L'été d'avant présidentielle: 2001, le calme puis les tempêtes | LCP

L’été d’avant présidentielle : 2001, le calme puis les tempêtes

En ce début d’été 2001, la France se prépare à une élection présidentielle marquée par une campagne qui s’annonce calme, avant d’être bouleversée par des événements internationaux majeurs. Lionel Jospin, Premier ministre socialiste, et Jacques Chirac, président en exercice, se positionnent pour l’affrontement de 2002, tandis que d’autres candidats, moins politiques, captent l’attention du public.

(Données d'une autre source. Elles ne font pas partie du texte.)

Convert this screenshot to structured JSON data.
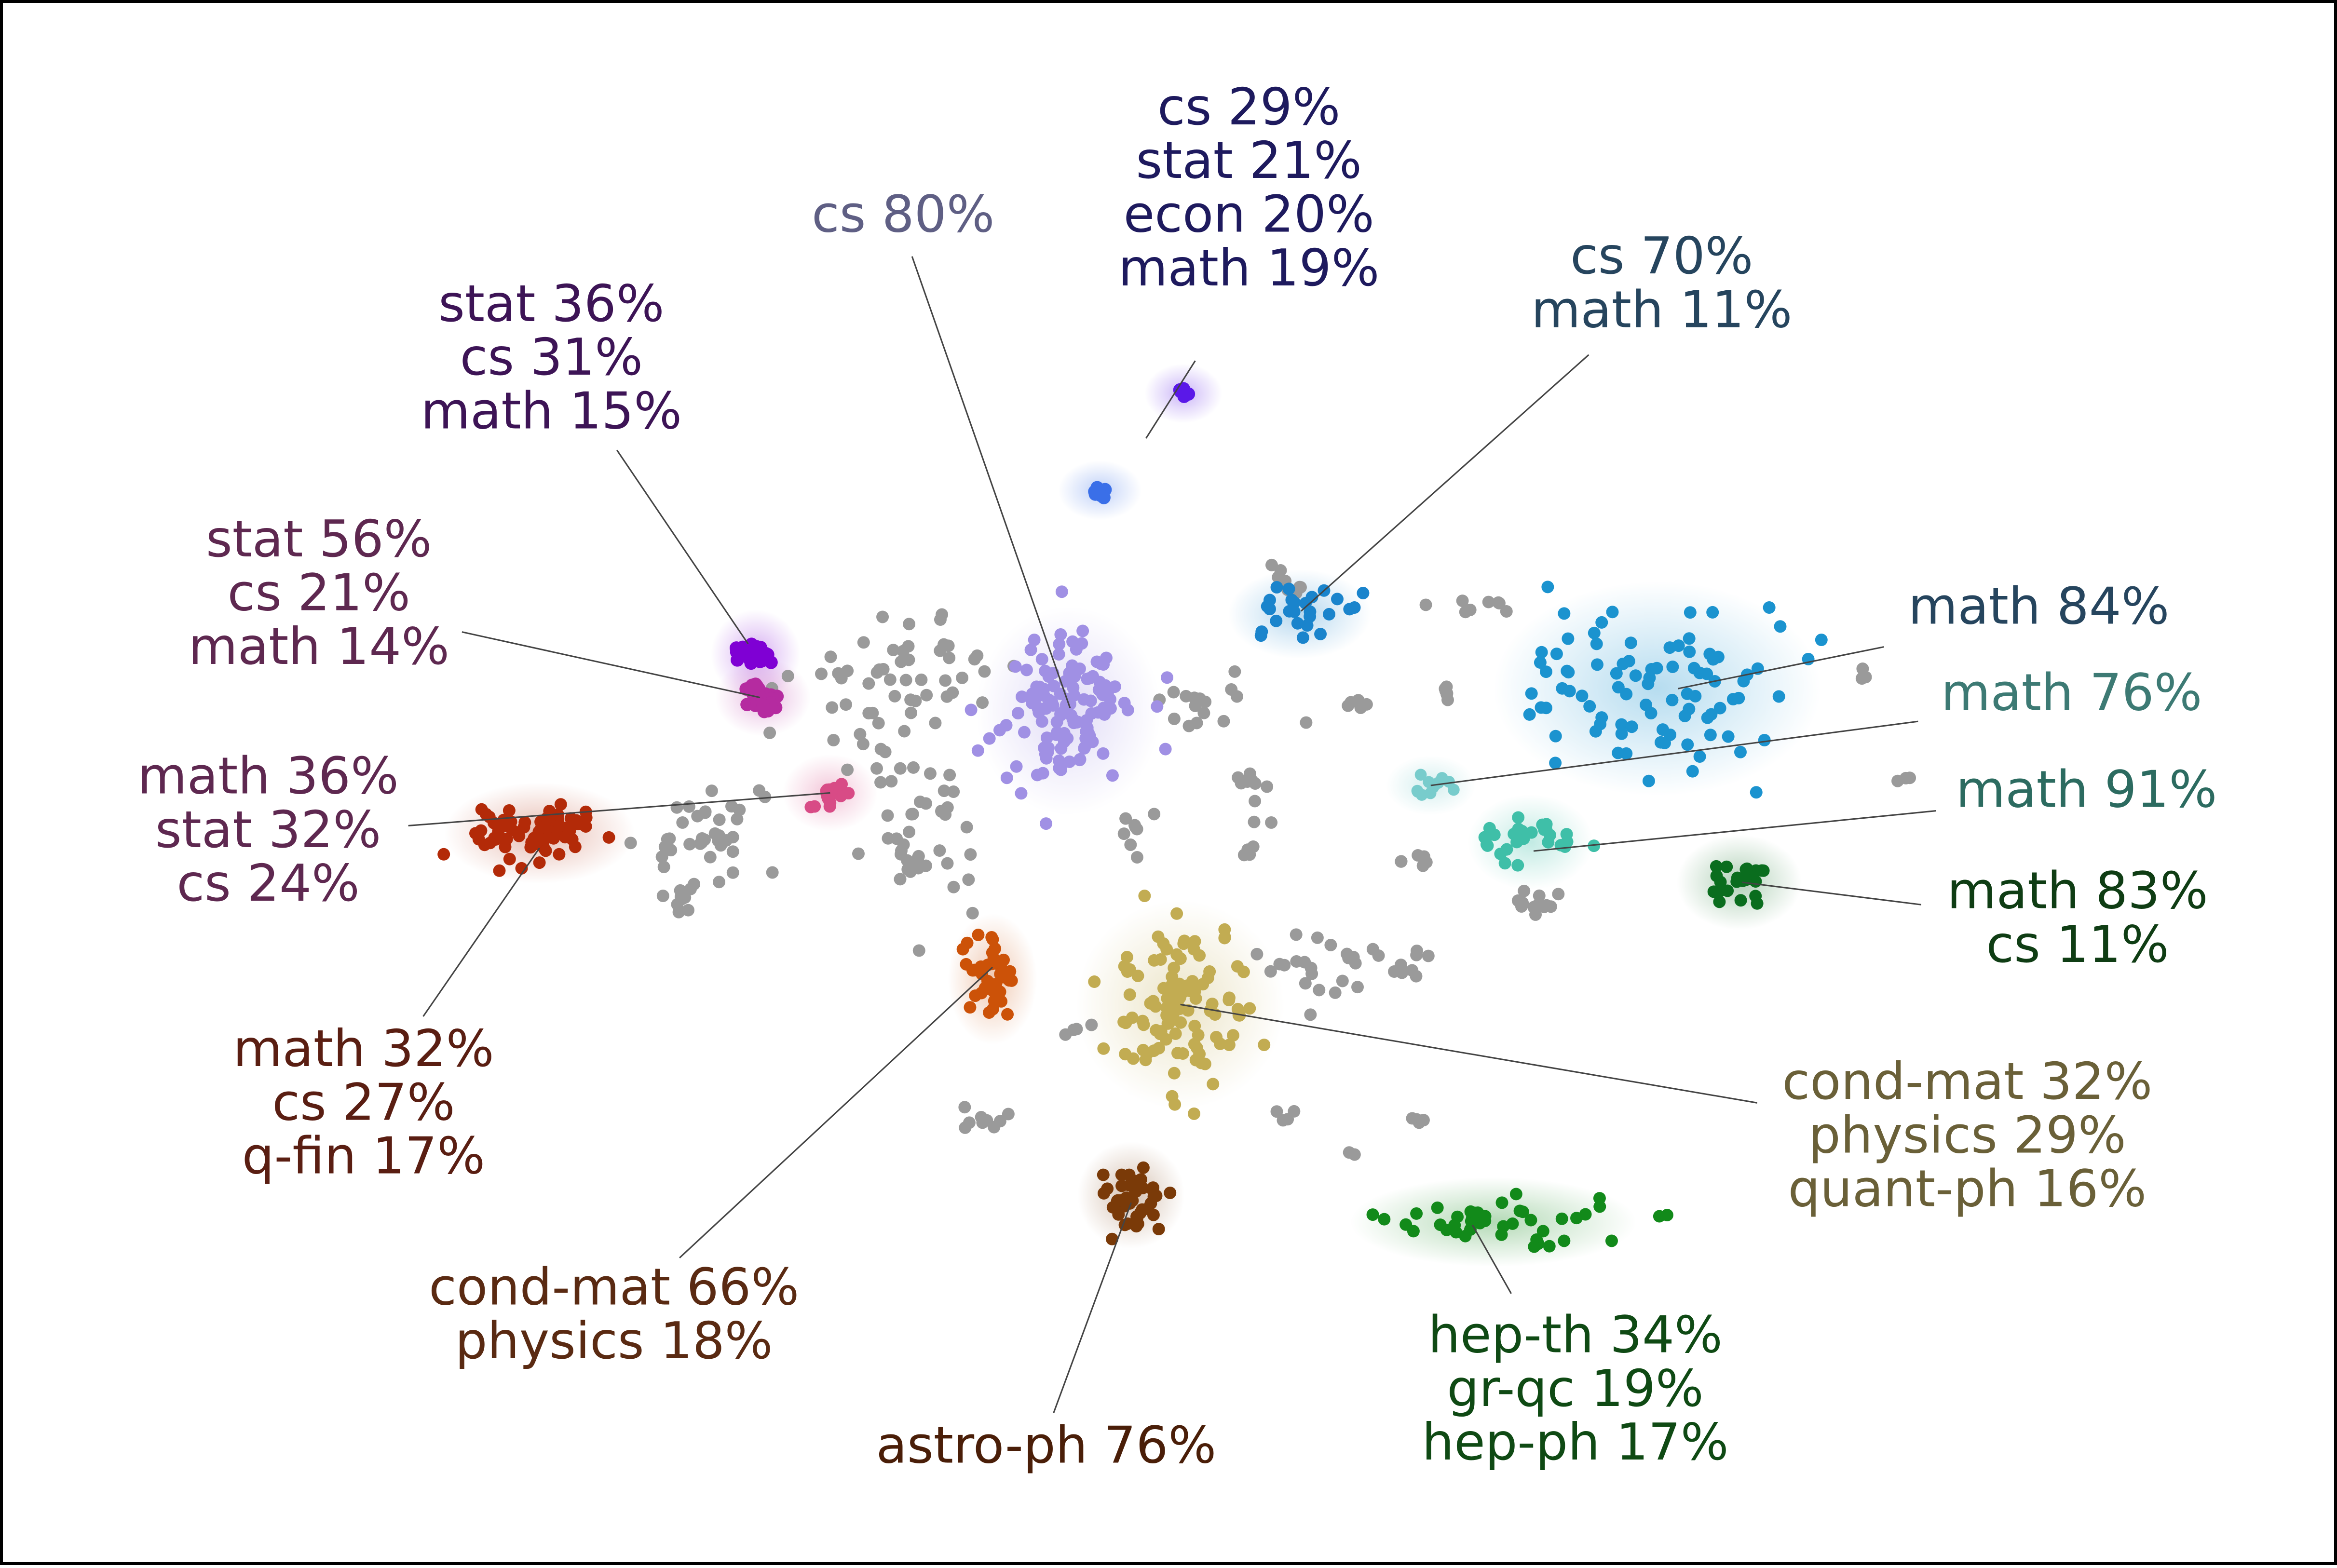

Depuis le 26 avril, des millions de téléspectateurs suivent avec intérêt les aventures de participants de l’émission de télé-réalité Loft Story. Le député RPR Philippe Séguin ironise sur ce phénomène, notant qu’un nombre de votants comparable à celui du référendum sur le quinquennat a été enregistré pour départager les candidats de l’émission. Le 5 juillet, 11,7 millions de Français assistent au sacre de Loana.

L’été débute avec la révélation du passé trotskiste de Lionel Jospin, suivi par des polémiques concernant Jacques Chirac et le financement de ses voyages privés. Lors de son interview du 14 juillet, Chirac remet en cause les accusations portées à son encontre, qualifiant les sommes en question de « pschitt ». Il en profite pour critiquer le bilan de Jospin, notamment en matière de sécurité, un thème qui préfigurera la campagne de 2002.

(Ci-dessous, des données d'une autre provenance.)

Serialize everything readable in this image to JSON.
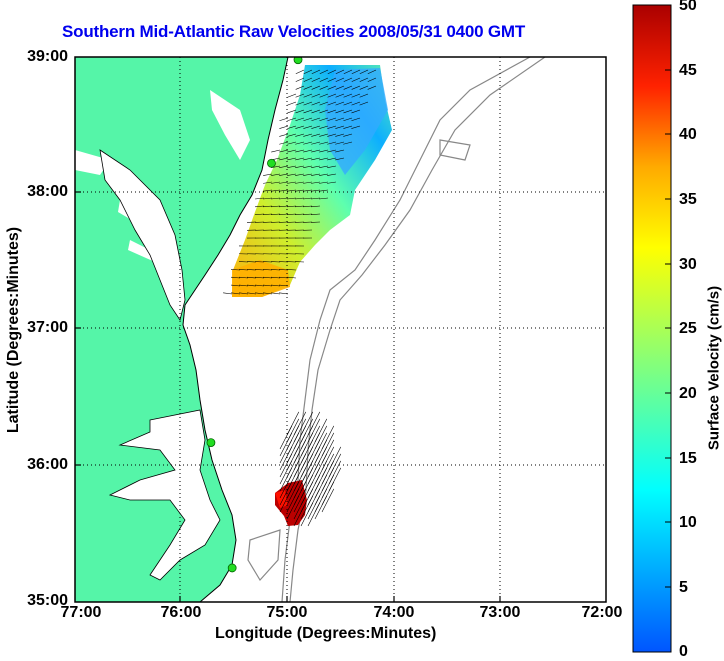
{
  "title": "Southern Mid-Atlantic Raw Velocities 2008/05/31 0400 GMT",
  "axes": {
    "xlabel": "Longitude (Degrees:Minutes)",
    "ylabel": "Latitude (Degrees:Minutes)",
    "x_ticks": [
      "77:00",
      "76:00",
      "75:00",
      "74:00",
      "73:00",
      "72:00"
    ],
    "y_ticks": [
      "39:00",
      "38:00",
      "37:00",
      "36:00",
      "35:00"
    ],
    "lon_range": [
      -77,
      -72
    ],
    "lat_range": [
      35,
      39
    ],
    "grid": "dotted"
  },
  "colorbar": {
    "label": "Surface Velocity (cm/s)",
    "range": [
      0,
      50
    ],
    "ticks": [
      "50",
      "45",
      "40",
      "35",
      "30",
      "25",
      "20",
      "15",
      "10",
      "5",
      "0"
    ],
    "colormap": "jet"
  },
  "colors": {
    "land": "#55f5a8",
    "ocean": "#ffffff",
    "title": "#0000ee",
    "station": "#22dd22"
  },
  "stations": [
    {
      "lon": -74.9,
      "lat": 38.98
    },
    {
      "lon": -75.15,
      "lat": 38.22
    },
    {
      "lon": -75.72,
      "lat": 36.17
    },
    {
      "lon": -75.52,
      "lat": 35.25
    }
  ]
}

De son côté, Jospin mise sur ses résultats économiques, avec une baisse d’un million de chômeurs entre juin 1997 et janvier 2001. Toutefois, il devra admettre quelques mois plus tard n’avoir pas réussi à réduire l’insécurité.

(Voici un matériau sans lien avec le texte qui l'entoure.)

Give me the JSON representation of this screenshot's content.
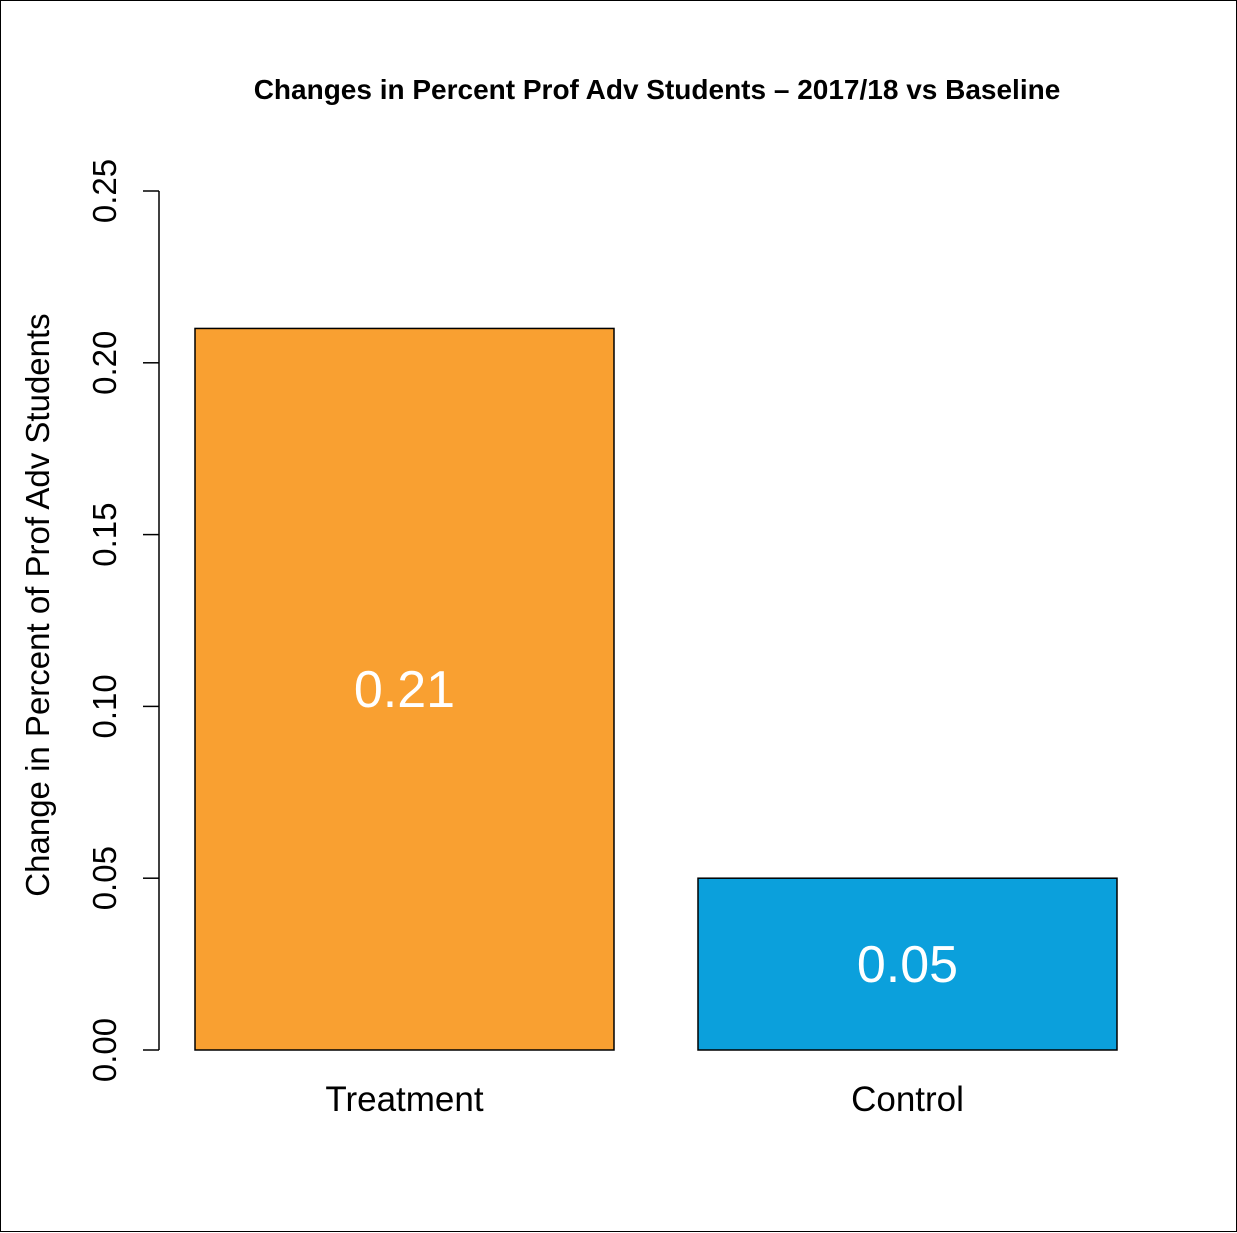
{
  "chart_data": {
    "type": "bar",
    "title": "Changes in Percent Prof Adv Students – 2017/18 vs Baseline",
    "xlabel": "",
    "ylabel": "Change in Percent of Prof Adv Students",
    "categories": [
      "Treatment",
      "Control"
    ],
    "values": [
      0.21,
      0.05
    ],
    "data_labels": [
      "0.21",
      "0.05"
    ],
    "bar_colors": [
      "#F9A031",
      "#0BA0DC"
    ],
    "ylim": [
      0,
      0.25
    ],
    "yticks": [
      0.0,
      0.05,
      0.1,
      0.15,
      0.2,
      0.25
    ],
    "ytick_labels": [
      "0.00",
      "0.05",
      "0.10",
      "0.15",
      "0.20",
      "0.25"
    ],
    "grid": false,
    "legend": "none"
  }
}
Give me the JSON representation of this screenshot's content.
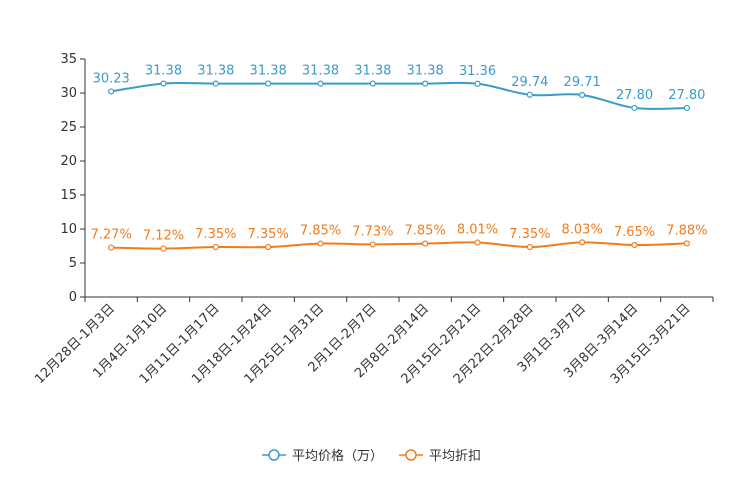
{
  "chart_data": {
    "type": "line",
    "categories": [
      "12月28日-1月3日",
      "1月4日-1月10日",
      "1月11日-1月17日",
      "1月18日-1月24日",
      "1月25日-1月31日",
      "2月1日-2月7日",
      "2月8日-2月14日",
      "2月15日-2月21日",
      "2月22日-2月28日",
      "3月1日-3月7日",
      "3月8日-3月14日",
      "3月15日-3月21日"
    ],
    "ylim": [
      0,
      35
    ],
    "yticks": [
      0,
      5,
      10,
      15,
      20,
      25,
      30,
      35
    ],
    "series": [
      {
        "name": "平均价格（万）",
        "color": "#3A9BCC",
        "values": [
          30.23,
          31.38,
          31.38,
          31.38,
          31.38,
          31.38,
          31.38,
          31.36,
          29.74,
          29.71,
          27.8,
          27.8
        ],
        "labels": [
          "30.23",
          "31.38",
          "31.38",
          "31.38",
          "31.38",
          "31.38",
          "31.38",
          "31.36",
          "29.74",
          "29.71",
          "27.80",
          "27.80"
        ]
      },
      {
        "name": "平均折扣",
        "color": "#F07C1E",
        "values": [
          7.27,
          7.12,
          7.35,
          7.35,
          7.85,
          7.73,
          7.85,
          8.01,
          7.35,
          8.03,
          7.65,
          7.88
        ],
        "labels": [
          "7.27%",
          "7.12%",
          "7.35%",
          "7.35%",
          "7.85%",
          "7.73%",
          "7.85%",
          "8.01%",
          "7.35%",
          "8.03%",
          "7.65%",
          "7.88%"
        ]
      }
    ],
    "legend_position": "bottom-center",
    "grid": false
  }
}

Au mois d’août, alors que Jacques Chirac se retire au fort de Brégançon, Jospin se ressource à l’île de Ré. Jean-Pierre Chevènement, ancien ministre de l’Intérieur, annonce sa candidature, participant à l’éparpillement des voix socialistes. Jean-Marie Le Pen, président du Front national, continue sa campagne malgré une récente scission au sein de son parti.

La campagne est profondément bouleversée par les attentats du 11 septembre 2001, qui touchent le World Trade Center et le Pentagone. Cet événement marque un tournant dans la perception des enjeux de sécurité en France. Jospin déclare que les États doivent lutter contre le terrorisme sur leur territoire. Quelques semaines plus tard, la France s’engage aux côtés des États-Unis dans une opération militaire en Afghanistan.

Dix jours après les attentats, une explosion à l’usine AZF à Toulouse fait 30 morts et des milliers de blessés, accentuant les craintes d’une menace sur le territoire français.

L’été 2001, qui avait commencé sous le signe de l’insouciance, se transforme en un moment de réflexion sur la sécurité et l’identité nationale. Ces thématiques deviennent centrales dans la campagne, au détriment de Lionel Jospin, qui échoue à se qualifier pour le second tour des élections, avec 16,18 % des voix, derrière Jean-Marie Le Pen (16,86 %) et Jacques Chirac (19,88 %).